A formal account of the open provenance model from Luc Moreau on 2011-01-25 (public-xg-prov@w3.org from January 2011)

From: Luc Moreau <L.Moreau@ecs.soton.ac.uk>
Date: Tue, 25 Jan 2011 14:28:22 +0000
To: provenance-challenge@ipaw.info, "public-xg-prov@w3.org" <public-xg-prov@w3.org>
CC: Natalia Kwasnikowska <natalia.kwasnikowska@uhasselt.be>, Jan Van den Bussche <jan.vandenbussche@uhasselt.be>
Message-ID: <EMEW3|290188f7b1ad5f2f9c108959f2124274n0OESY08L.Moreau|ecs.soton.ac.uk|4D3EDE06>

To the provenance community,

Natalia, Jan and myself are pleased to announce the availability of the
following paper, which can be downloaded from 
http://eprints.ecs.soton.ac.uk/21819/


A formal account of the open provenance model.
Natalia Kwasnikowska, Luc Moreau, and Jan Van den Bussche.

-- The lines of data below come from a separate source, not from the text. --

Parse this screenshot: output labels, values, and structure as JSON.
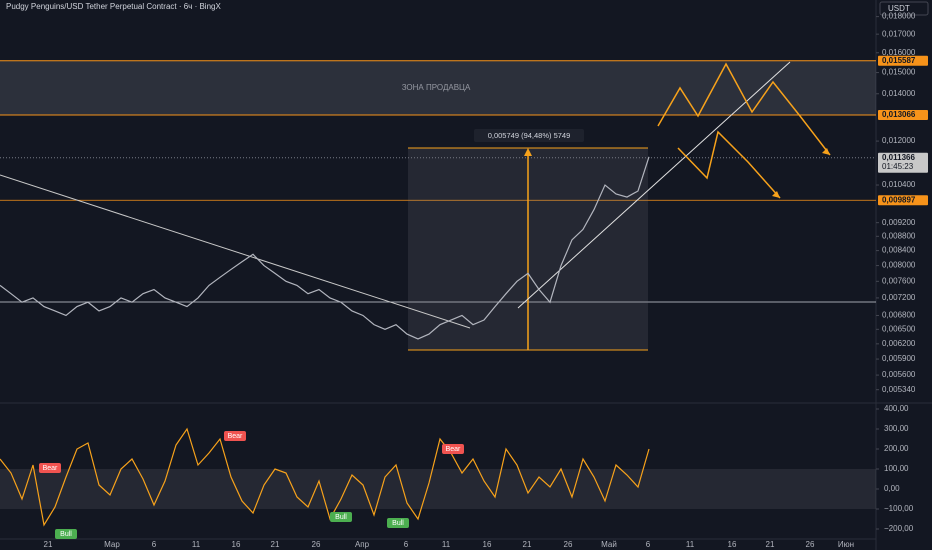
{
  "chart_data": {
    "type": "line",
    "title": "Pudgy Penguins/USD Tether Perpetual Contract · 6ч · BingX",
    "currency": "USDT",
    "zone_label": "ЗОНА ПРОДАВЦА",
    "measure_label": "0,005749 (94,48%) 5749",
    "log_scale": true,
    "ylim": [
      0.00513,
      0.019
    ],
    "yticks": [
      {
        "value": 0.018,
        "label": "0,018000"
      },
      {
        "value": 0.017,
        "label": "0,017000"
      },
      {
        "value": 0.016,
        "label": "0,016000"
      },
      {
        "value": 0.015,
        "label": "0,015000"
      },
      {
        "value": 0.014,
        "label": "0,014000"
      },
      {
        "value": 0.012,
        "label": "0,012000"
      },
      {
        "value": 0.0104,
        "label": "0,010400"
      },
      {
        "value": 0.0092,
        "label": "0,009200"
      },
      {
        "value": 0.0088,
        "label": "0,008800"
      },
      {
        "value": 0.0084,
        "label": "0,008400"
      },
      {
        "value": 0.008,
        "label": "0,008000"
      },
      {
        "value": 0.0076,
        "label": "0,007600"
      },
      {
        "value": 0.0072,
        "label": "0,007200"
      },
      {
        "value": 0.0068,
        "label": "0,006800"
      },
      {
        "value": 0.0065,
        "label": "0,006500"
      },
      {
        "value": 0.0062,
        "label": "0,006200"
      },
      {
        "value": 0.0059,
        "label": "0,005900"
      },
      {
        "value": 0.0056,
        "label": "0,005600"
      },
      {
        "value": 0.00534,
        "label": "0,005340"
      }
    ],
    "badges": [
      {
        "value": 0.015587,
        "label": "0,015587",
        "color": "#f7931a"
      },
      {
        "value": 0.013066,
        "label": "0,013066",
        "color": "#f7931a"
      },
      {
        "value": 0.011366,
        "label": "0,011366",
        "color": "#c8c8c8",
        "timer": "01:45:23"
      },
      {
        "value": 0.009897,
        "label": "0,009897",
        "color": "#f7931a"
      }
    ],
    "x_labels": [
      "21",
      "Мар",
      "6",
      "11",
      "16",
      "21",
      "26",
      "Апр",
      "6",
      "11",
      "16",
      "21",
      "26",
      "Май",
      "6",
      "11",
      "16",
      "21",
      "26",
      "Июн"
    ],
    "series": [
      {
        "name": "Price",
        "color": "#b2b5be",
        "values": [
          0.0075,
          0.0073,
          0.0071,
          0.0072,
          0.007,
          0.0069,
          0.0068,
          0.007,
          0.0071,
          0.0069,
          0.007,
          0.0072,
          0.0071,
          0.0073,
          0.0074,
          0.0072,
          0.0071,
          0.007,
          0.0072,
          0.0075,
          0.0077,
          0.0079,
          0.0081,
          0.0083,
          0.008,
          0.0078,
          0.0076,
          0.0075,
          0.0073,
          0.0074,
          0.0072,
          0.0071,
          0.0069,
          0.0068,
          0.0066,
          0.0065,
          0.0066,
          0.0064,
          0.0063,
          0.0064,
          0.0066,
          0.0067,
          0.0068,
          0.0066,
          0.0067,
          0.007,
          0.0073,
          0.0076,
          0.0078,
          0.0074,
          0.0071,
          0.008,
          0.0087,
          0.009,
          0.0096,
          0.0104,
          0.0101,
          0.01,
          0.0102,
          0.0114
        ]
      }
    ],
    "oscillator": {
      "color": "#f7a21b",
      "ylim": [
        -255,
        420
      ],
      "yticks": [
        {
          "value": 400,
          "label": "400,00"
        },
        {
          "value": 300,
          "label": "300,00"
        },
        {
          "value": 200,
          "label": "200,00"
        },
        {
          "value": 100,
          "label": "100,00"
        },
        {
          "value": 0,
          "label": "0,00"
        },
        {
          "value": -100,
          "label": "−100,00"
        },
        {
          "value": -200,
          "label": "−200,00"
        }
      ],
      "values": [
        150,
        80,
        -50,
        120,
        -180,
        -90,
        60,
        200,
        230,
        20,
        -30,
        100,
        150,
        50,
        -80,
        40,
        220,
        300,
        120,
        180,
        250,
        60,
        -60,
        -120,
        20,
        100,
        80,
        -40,
        -90,
        40,
        -150,
        -50,
        70,
        20,
        -130,
        60,
        120,
        -70,
        -150,
        30,
        250,
        180,
        80,
        150,
        40,
        -40,
        200,
        120,
        -20,
        60,
        10,
        100,
        -40,
        150,
        60,
        -60,
        120,
        70,
        10,
        200
      ],
      "signals": [
        {
          "label": "Bear",
          "color": "#f05350"
        },
        {
          "label": "Bear",
          "color": "#f05350"
        },
        {
          "label": "Bear",
          "color": "#f05350"
        },
        {
          "label": "Bull",
          "color": "#4caf50"
        },
        {
          "label": "Bull",
          "color": "#4caf50"
        },
        {
          "label": "Bull",
          "color": "#4caf50"
        }
      ]
    }
  }
}
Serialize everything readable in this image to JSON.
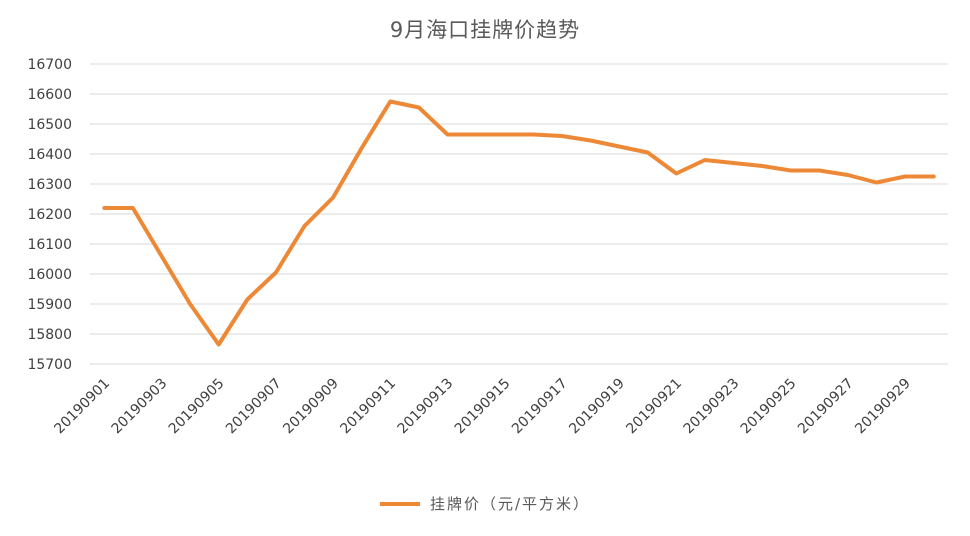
{
  "chart_data": {
    "type": "line",
    "title": "9月海口挂牌价趋势",
    "xlabel": "",
    "ylabel": "",
    "ylim": [
      15700,
      16700
    ],
    "yticks": [
      16700,
      16600,
      16500,
      16400,
      16300,
      16200,
      16100,
      16000,
      15900,
      15800,
      15700
    ],
    "categories": [
      "20190901",
      "20190902",
      "20190903",
      "20190904",
      "20190905",
      "20190906",
      "20190907",
      "20190908",
      "20190909",
      "20190910",
      "20190911",
      "20190912",
      "20190913",
      "20190914",
      "20190915",
      "20190916",
      "20190917",
      "20190918",
      "20190919",
      "20190920",
      "20190921",
      "20190922",
      "20190923",
      "20190924",
      "20190925",
      "20190926",
      "20190927",
      "20190928",
      "20190929",
      "20190930"
    ],
    "x_tick_labels": [
      "20190901",
      "20190903",
      "20190905",
      "20190907",
      "20190909",
      "20190911",
      "20190913",
      "20190915",
      "20190917",
      "20190919",
      "20190921",
      "20190923",
      "20190925",
      "20190927",
      "20190929"
    ],
    "series": [
      {
        "name": "挂牌价（元/平方米）",
        "color": "#ED8936",
        "values": [
          16220,
          16220,
          16060,
          15900,
          15765,
          15915,
          16005,
          16160,
          16255,
          16420,
          16575,
          16555,
          16465,
          16465,
          16465,
          16465,
          16460,
          16445,
          16425,
          16405,
          16335,
          16380,
          16370,
          16360,
          16345,
          16345,
          16330,
          16305,
          16325,
          16325
        ]
      }
    ],
    "grid": true,
    "legend": "bottom"
  }
}
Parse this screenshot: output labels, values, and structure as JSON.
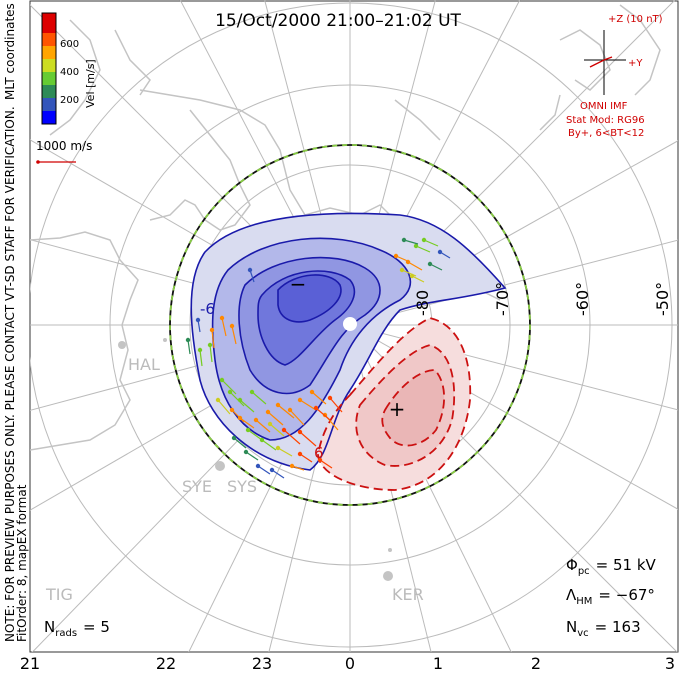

The Open Provenance Model (OPM) is a community data model for provenance 
that is designed to facilitate the meaningful interchange of provenance 
information between systems. Underpinning OPM, is a notion of directed 
graph, used to represent data products and processes in- volved in past 
computations, and dependencies between them; it is complemented by 
inference rules allowing new dependencies to be derived. The Open 
Provenance Model was designed from requirements captured in two 
`Provenance Challenges', and tested during the third: these challenges 
were international, multi-disciplinary activities aiming to exchange 
provenance information between multiple systems and query it. The design 
of OPM was mostly driven by practical and pragmatic considerations. The 
purpose of this paper is to formalize the theory underpinning this data 
model. Specifically, this paper proposes a temporal semantics for OPM 
graphs, defined in terms of a set of ordering constraints between 
time-points associated with OPM constructs. OPM inferences are 
characterized with respect to this temporal semantics, and a novel set 
of patterns is introduced to establish soundness and completeness 
properties. Building on this novel foundation, the paper proposes new 
definitions for graph algebraic operations, graph refinement and the 
notion of account, by which multiple descriptions of a same execution 
are allowed to co-exist in a same graph. Overall, this paper provides a 
strong theoretical underpinning to a data model being adopted by a 
community of users that help its disambiguation and promote 
inter-operability.

Best regards,
Natalia, Jan and Luc

-- 
Professor Luc Moreau
Electronics and Computer Science   tel:   +44 23 8059 4487
University of Southampton          fax:   +44 23 8059 2865
Southampton SO17 1BJ               email: l.moreau@ecs.soton.ac.uk
United Kingdom                     http://www.ecs.soton.ac.uk/~lavm

Received on Tuesday, 25 January 2011 14:29:40 UTC